In modern wireless networks, radio channels serve a dual role. Whilst their primary function is to carry bits of information from a transmitter to a receiver, the intrinsic sensitivity of transmitted signals to the physical structure of the environment makes the channel a powerful source of knowledge about the world. In this paper, we consider an agent that learns about its environment using a quantum sensing probe, optimised using a quantum circuit, which interacts with the radio-frequency (RF) electromagnetic field. We use data obtained from a ray-tracer to train the quantum circuit and learning model and we provide extensive experiments under realistic conditions on a localisation task.
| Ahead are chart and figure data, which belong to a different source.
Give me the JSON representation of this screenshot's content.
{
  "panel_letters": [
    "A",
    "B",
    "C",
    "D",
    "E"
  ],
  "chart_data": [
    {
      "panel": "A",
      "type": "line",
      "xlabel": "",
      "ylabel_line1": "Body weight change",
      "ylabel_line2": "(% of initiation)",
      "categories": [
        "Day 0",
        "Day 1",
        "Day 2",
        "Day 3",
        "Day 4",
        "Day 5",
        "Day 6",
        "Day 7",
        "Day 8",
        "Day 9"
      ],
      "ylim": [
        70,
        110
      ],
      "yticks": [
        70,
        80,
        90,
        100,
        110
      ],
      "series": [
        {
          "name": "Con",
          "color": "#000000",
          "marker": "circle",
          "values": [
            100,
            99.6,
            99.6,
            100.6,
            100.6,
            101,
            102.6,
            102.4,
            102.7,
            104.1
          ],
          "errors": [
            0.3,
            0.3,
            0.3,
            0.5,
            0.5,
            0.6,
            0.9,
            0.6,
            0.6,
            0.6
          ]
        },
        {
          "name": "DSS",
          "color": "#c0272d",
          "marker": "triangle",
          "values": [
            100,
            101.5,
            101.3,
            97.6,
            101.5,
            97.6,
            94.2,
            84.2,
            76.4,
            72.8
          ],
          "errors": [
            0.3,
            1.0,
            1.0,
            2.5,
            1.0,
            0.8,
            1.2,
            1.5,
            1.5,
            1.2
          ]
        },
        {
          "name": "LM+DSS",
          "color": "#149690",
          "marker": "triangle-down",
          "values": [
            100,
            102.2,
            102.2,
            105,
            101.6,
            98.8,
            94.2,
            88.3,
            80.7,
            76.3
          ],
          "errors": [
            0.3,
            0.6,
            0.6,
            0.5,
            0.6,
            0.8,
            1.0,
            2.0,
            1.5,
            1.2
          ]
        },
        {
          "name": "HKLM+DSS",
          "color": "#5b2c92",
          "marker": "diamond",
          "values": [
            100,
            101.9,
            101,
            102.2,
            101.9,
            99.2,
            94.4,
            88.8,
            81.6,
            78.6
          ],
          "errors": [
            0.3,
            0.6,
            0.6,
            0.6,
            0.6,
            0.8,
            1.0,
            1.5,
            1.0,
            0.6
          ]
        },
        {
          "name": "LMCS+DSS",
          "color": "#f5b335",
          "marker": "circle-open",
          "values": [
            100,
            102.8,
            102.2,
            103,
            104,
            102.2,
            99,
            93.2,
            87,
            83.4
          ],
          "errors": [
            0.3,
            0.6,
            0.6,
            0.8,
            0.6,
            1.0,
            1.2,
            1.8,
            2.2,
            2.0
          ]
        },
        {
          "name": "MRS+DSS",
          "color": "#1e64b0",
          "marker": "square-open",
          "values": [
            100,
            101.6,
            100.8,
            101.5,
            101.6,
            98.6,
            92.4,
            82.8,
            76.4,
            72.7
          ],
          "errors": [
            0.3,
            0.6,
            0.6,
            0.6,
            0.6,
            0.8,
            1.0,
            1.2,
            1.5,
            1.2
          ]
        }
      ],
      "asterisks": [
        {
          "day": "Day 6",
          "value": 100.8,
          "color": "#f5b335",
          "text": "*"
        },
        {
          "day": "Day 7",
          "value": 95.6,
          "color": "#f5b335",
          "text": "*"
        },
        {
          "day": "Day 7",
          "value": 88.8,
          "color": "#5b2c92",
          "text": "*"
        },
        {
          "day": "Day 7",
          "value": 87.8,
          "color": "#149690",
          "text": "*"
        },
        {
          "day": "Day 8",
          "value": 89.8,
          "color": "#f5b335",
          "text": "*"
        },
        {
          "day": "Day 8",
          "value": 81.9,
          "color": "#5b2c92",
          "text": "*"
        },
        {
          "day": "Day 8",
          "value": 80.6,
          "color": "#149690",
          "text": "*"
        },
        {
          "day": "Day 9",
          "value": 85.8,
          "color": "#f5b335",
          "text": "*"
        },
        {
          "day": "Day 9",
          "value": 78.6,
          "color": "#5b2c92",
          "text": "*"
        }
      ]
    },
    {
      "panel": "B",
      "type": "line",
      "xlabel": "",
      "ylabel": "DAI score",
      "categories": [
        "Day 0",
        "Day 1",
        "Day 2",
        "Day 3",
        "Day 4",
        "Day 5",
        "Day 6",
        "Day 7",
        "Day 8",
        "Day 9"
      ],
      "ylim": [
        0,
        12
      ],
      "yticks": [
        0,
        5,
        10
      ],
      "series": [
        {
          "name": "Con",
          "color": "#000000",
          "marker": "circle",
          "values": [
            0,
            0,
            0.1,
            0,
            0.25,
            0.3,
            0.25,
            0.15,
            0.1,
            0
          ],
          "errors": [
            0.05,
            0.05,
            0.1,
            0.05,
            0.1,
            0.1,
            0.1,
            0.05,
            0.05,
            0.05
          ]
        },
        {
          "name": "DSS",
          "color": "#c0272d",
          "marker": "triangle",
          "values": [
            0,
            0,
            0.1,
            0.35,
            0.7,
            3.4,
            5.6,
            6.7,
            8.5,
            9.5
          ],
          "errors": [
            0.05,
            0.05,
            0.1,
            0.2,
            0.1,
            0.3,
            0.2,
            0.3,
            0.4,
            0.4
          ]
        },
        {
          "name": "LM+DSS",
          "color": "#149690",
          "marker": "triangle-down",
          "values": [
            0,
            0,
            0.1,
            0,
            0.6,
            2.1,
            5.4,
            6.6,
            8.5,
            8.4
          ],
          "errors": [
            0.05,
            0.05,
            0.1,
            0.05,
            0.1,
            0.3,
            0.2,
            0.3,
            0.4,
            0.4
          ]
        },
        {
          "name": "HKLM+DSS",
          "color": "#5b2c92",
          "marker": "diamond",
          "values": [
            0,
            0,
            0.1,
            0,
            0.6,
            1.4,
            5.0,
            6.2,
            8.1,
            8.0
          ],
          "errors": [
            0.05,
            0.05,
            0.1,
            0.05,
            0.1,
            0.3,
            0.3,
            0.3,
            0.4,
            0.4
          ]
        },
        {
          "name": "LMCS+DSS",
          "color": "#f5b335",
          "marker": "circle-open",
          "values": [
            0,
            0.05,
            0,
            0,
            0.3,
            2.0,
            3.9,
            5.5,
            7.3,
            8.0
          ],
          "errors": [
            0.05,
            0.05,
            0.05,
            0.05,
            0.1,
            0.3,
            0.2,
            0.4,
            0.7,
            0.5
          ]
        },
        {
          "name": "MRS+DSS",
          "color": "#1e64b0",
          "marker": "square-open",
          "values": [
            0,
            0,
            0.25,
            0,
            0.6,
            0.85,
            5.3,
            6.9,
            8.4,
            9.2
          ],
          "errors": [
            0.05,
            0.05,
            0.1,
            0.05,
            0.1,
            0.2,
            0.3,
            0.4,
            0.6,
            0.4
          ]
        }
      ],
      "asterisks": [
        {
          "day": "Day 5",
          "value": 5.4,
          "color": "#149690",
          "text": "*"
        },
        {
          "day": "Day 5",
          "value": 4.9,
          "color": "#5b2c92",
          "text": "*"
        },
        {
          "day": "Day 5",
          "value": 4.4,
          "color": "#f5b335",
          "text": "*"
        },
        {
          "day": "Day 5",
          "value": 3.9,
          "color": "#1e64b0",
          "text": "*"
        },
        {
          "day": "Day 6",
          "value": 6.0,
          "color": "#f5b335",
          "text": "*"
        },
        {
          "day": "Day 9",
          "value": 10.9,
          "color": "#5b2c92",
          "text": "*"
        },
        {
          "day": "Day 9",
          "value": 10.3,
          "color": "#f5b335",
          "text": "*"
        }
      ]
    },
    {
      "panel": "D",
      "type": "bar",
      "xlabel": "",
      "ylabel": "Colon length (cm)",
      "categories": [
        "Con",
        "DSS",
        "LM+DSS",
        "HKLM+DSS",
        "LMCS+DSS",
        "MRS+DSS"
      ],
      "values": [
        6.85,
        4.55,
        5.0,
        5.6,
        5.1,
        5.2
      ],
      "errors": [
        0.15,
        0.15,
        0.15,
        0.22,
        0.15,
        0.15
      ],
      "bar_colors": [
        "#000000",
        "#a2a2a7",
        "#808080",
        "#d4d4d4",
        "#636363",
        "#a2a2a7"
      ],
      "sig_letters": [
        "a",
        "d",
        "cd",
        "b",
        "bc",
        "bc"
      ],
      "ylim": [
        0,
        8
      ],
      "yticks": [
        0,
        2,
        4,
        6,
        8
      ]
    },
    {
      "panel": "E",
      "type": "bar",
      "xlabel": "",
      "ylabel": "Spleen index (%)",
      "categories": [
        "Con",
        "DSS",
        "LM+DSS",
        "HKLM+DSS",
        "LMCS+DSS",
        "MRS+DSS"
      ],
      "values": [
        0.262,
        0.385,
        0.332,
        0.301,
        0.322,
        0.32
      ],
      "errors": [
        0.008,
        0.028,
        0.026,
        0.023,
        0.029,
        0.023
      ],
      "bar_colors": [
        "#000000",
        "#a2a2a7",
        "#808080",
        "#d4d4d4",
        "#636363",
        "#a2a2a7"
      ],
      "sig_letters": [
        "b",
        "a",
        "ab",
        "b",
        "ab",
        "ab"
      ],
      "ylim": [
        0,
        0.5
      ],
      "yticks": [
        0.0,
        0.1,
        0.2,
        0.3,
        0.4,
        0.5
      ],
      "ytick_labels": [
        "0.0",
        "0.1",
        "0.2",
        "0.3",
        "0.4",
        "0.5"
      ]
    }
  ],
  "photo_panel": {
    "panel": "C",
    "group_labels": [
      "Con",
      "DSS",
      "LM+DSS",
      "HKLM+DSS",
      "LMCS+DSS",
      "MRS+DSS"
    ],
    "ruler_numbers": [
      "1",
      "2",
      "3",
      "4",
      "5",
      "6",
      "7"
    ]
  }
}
We show that using quantum sensors to learn from radio signals can enable intelligent systems that require no channel measurements at deployment, remain sensitive to weak and obstructed RF signals, and can learn about the world despite operating with strictly less information than classical baselines.

Figures (5)

• Figure 1: Learning from radio waves via quantum sensing: An agent uses a quantum sensing probe $\ket{\psi_{\lambda}}$ that interacts with the incident RF electromagnetic field $\xi$, modeled as a unitary transformation $U_{\text{int}}$ derived from the rotating wave approximation of the physical interaction. The agent then measures the perturbed state $\ket{\psi_{\lambda}(\xi)}$, producing measurements $\tilde{z}$, and learns to make predictions $\tilde{r}$ using a machine learning model $f_{\gamma}(\tilde{z})$. Both the quantum circuit parameters $\lambda$ and the neural network parameters $\gamma$ are jointly optimised during training.
• Figure 2: In a realistic environment, many physical components affect the propagation of radio waves. Structures such as buildings, vehicles, and terrain features cause the transmitted signal to undergo reflection, diffraction, and scattering. These result in multiple copies of the original signal traveling along different paths — a phenomenon known as multipath propagation.
• Figure 3: We consider an urban scenario with two transmitters (blue circles) communicating in an urban environment with multiple buildings (grey rectangles). We assume that communication occurs at a frequency $f_c = 2.14$ GHz. The transmitter has single-antenna equipment and the agent's location $[\rm{x}, \rm{y}]$ is generated uniformly at random within the deployment area. We consider two target locations: one which has a transmitter nearby and, as a result, strong line-of-sight path (orange rectangle), and the second which is hidden behind an obstacle (red rectangle).
• Figure 4: Accrued training loss (left), testing loss (center), and prediction accuracy (right) over training epochs. We consider the target location shown in Fig. \ref{['fig:scen']} (orange rectangle) which has a transmitter nearby and strong line-of-sight path. All results are averaged over three independent trials. Shaded regions represent the variance across trials, which reflects random initialisation and dropout during training.
• Figure 5: Accrued training loss (left), testing loss (center), and prediction accuracy (right) over training epochs. We consider the target location shown in Fig. \ref{['fig:scen']} (red rectangle) which is hidden behind obstacles. All results are averaged over three independent trials. Shaded regions represent the variance across trials, which reflects random initialisation and dropout during training.